11-02-2015 09:32 AM
We are having the same "port 1434 may be blocked" issue. So far none of the solutions that have worked for others have worked for us. We have restarted the SQL Server Browser and Server (ACT7), nothing changed. We have tried changing the .pad file so that it points to the IP address of our server, then received the message that the "IP address" computer and "Innovative" database were found but I did not have the appropriate share permissions. Although all of the share permissions are enabled. Tried starting over and then received the same port message again... "The "Innovative" computer could not be reached because the port "1434" may be blocked.

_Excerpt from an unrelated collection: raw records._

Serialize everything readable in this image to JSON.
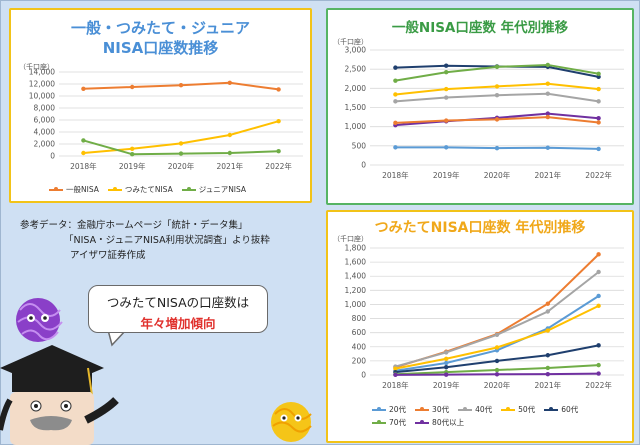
{
  "panels": {
    "p1": {
      "title_line1": "一般・つみたて・ジュニア",
      "title_line2": "NISA口座数推移"
    },
    "p2": {
      "title": "一般NISA口座数 年代別推移"
    },
    "p3": {
      "title": "つみたてNISA口座数 年代別推移"
    }
  },
  "reference": {
    "line1": "参考データ：金融庁ホームページ「統計・データ集」",
    "line2": "「NISA・ジュニアNISA利用状況調査」より抜粋",
    "line3": "アイザワ証券作成"
  },
  "bubble": {
    "line1": "つみたてNISAの口座数は",
    "line2": "年々増加傾向"
  },
  "chart_data": [
    {
      "id": "c1",
      "type": "line",
      "unit_label": "（千口座）",
      "categories": [
        "2018年",
        "2019年",
        "2020年",
        "2021年",
        "2022年"
      ],
      "ylim": [
        0,
        14000
      ],
      "yticks": [
        0,
        2000,
        4000,
        6000,
        8000,
        10000,
        12000,
        14000
      ],
      "ytick_labels": [
        "0",
        "2,000",
        "4,000",
        "6,000",
        "8,000",
        "10,000",
        "12,000",
        "14,000"
      ],
      "grid": true,
      "legend": "bottom",
      "series": [
        {
          "name": "一般NISA",
          "color": "#ed7d31",
          "values": [
            11200,
            11500,
            11800,
            12200,
            11100
          ]
        },
        {
          "name": "つみたてNISA",
          "color": "#ffc000",
          "values": [
            500,
            1200,
            2100,
            3500,
            5800
          ]
        },
        {
          "name": "ジュニアNISA",
          "color": "#70ad47",
          "values": [
            2600,
            300,
            400,
            500,
            800
          ]
        }
      ]
    },
    {
      "id": "c2",
      "type": "line",
      "unit_label": "（千口座）",
      "categories": [
        "2018年",
        "2019年",
        "2020年",
        "2021年",
        "2022年"
      ],
      "ylim": [
        0,
        3000
      ],
      "yticks": [
        0,
        500,
        1000,
        1500,
        2000,
        2500,
        3000
      ],
      "ytick_labels": [
        "0",
        "500",
        "1,000",
        "1,500",
        "2,000",
        "2,500",
        "3,000"
      ],
      "grid": true,
      "series": [
        {
          "name": "60代",
          "color": "#1f3f6e",
          "values": [
            2540,
            2590,
            2570,
            2560,
            2300
          ]
        },
        {
          "name": "70代",
          "color": "#70ad47",
          "values": [
            2200,
            2420,
            2560,
            2610,
            2380
          ]
        },
        {
          "name": "50代",
          "color": "#ffc000",
          "values": [
            1840,
            1980,
            2050,
            2120,
            1980
          ]
        },
        {
          "name": "40代",
          "color": "#a5a5a5",
          "values": [
            1660,
            1760,
            1820,
            1860,
            1660
          ]
        },
        {
          "name": "80代以上",
          "color": "#7030a0",
          "values": [
            1040,
            1140,
            1230,
            1340,
            1220
          ]
        },
        {
          "name": "30代",
          "color": "#ed7d31",
          "values": [
            1100,
            1160,
            1190,
            1250,
            1110
          ]
        },
        {
          "name": "20代",
          "color": "#5b9bd5",
          "values": [
            460,
            460,
            440,
            450,
            420
          ]
        }
      ]
    },
    {
      "id": "c3",
      "type": "line",
      "unit_label": "（千口座）",
      "categories": [
        "2018年",
        "2019年",
        "2020年",
        "2021年",
        "2022年"
      ],
      "ylim": [
        0,
        1800
      ],
      "yticks": [
        0,
        200,
        400,
        600,
        800,
        1000,
        1200,
        1400,
        1600,
        1800
      ],
      "ytick_labels": [
        "0",
        "200",
        "400",
        "600",
        "800",
        "1,000",
        "1,200",
        "1,400",
        "1,600",
        "1,800"
      ],
      "grid": true,
      "legend": "bottom",
      "series": [
        {
          "name": "20代",
          "color": "#5b9bd5",
          "values": [
            60,
            170,
            350,
            660,
            1120
          ]
        },
        {
          "name": "30代",
          "color": "#ed7d31",
          "values": [
            110,
            330,
            580,
            1010,
            1710
          ]
        },
        {
          "name": "40代",
          "color": "#a5a5a5",
          "values": [
            120,
            320,
            570,
            900,
            1460
          ]
        },
        {
          "name": "50代",
          "color": "#ffc000",
          "values": [
            90,
            230,
            390,
            630,
            980
          ]
        },
        {
          "name": "60代",
          "color": "#1f3f6e",
          "values": [
            40,
            110,
            200,
            280,
            420
          ]
        },
        {
          "name": "70代",
          "color": "#70ad47",
          "values": [
            10,
            40,
            70,
            100,
            140
          ]
        },
        {
          "name": "80代以上",
          "color": "#7030a0",
          "values": [
            2,
            5,
            10,
            12,
            20
          ]
        }
      ]
    }
  ]
}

Opening the port or reconfiguring your firewall settings may resolve this issue." The firewall settings are all set to let all Act, Sage, SQL through and I have reconfigured the firewall settings on my computer to allow anything from our server's IP address and "Innovative" and still the same message when trying to get on our Sage database.

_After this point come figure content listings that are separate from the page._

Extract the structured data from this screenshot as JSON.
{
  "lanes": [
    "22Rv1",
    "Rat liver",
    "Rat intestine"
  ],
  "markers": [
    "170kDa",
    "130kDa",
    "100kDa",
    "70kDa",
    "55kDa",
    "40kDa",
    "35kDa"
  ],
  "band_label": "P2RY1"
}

Using a windows server which has our database on it. All users are using Mac's (OS X) with Parallels, using Windows 7. Our version of Sage is Sage Act Pro 2013.

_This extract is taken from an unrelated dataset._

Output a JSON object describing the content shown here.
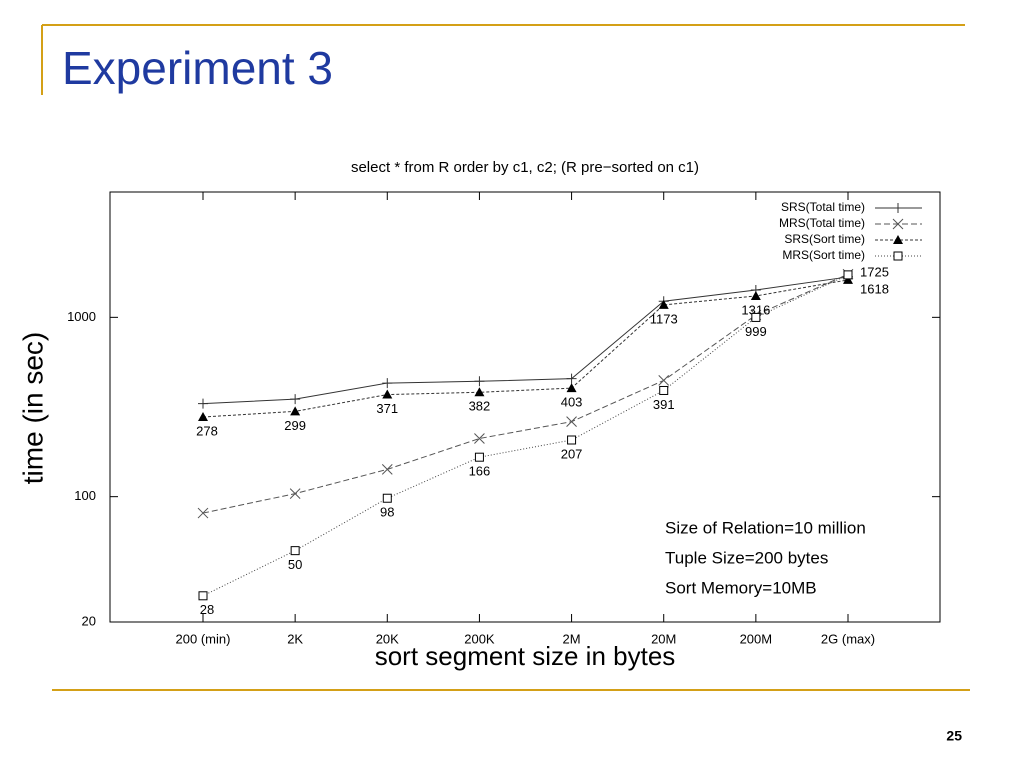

Hope someone can help!! Thanks!
11-02-2015 10:30 AM - edited 11-02-2015 10:35 AM
Try explicitly opening port 1434 (UDP), 1433 (TCP) and the port that actdiag says that your SQL database is using (TCP). If that doesn't work check the shares to make sure that everyone has access to the share and the folder. They are different.
06-30-2020 06:24 AM
I just experienced this "Port 1434" error message. I believe the cause of the problem in my case was that my main domain controller and DNS server was bogged down and unresponsive while attempting a full server backup. I stopped the backup job, the DC became responsive again, then the user can get into Act again. I'm thinking this is Act's way of saying that there is a DNS issue or share permission issue where the workstation can't communicate to a domain controller.
07-02-2020 03:01 AM
@Bfoster- Act! doesn't know about the DC. It's just trying to access the port of a machine.
Of course, if the DC is unresponsive, the network won't return the correct IP - So Act! just knows it can't connect.
Netstat (on the server) and Telnet (on the workstation) are useful Dos/Windows tools that can help pinpoint the reason.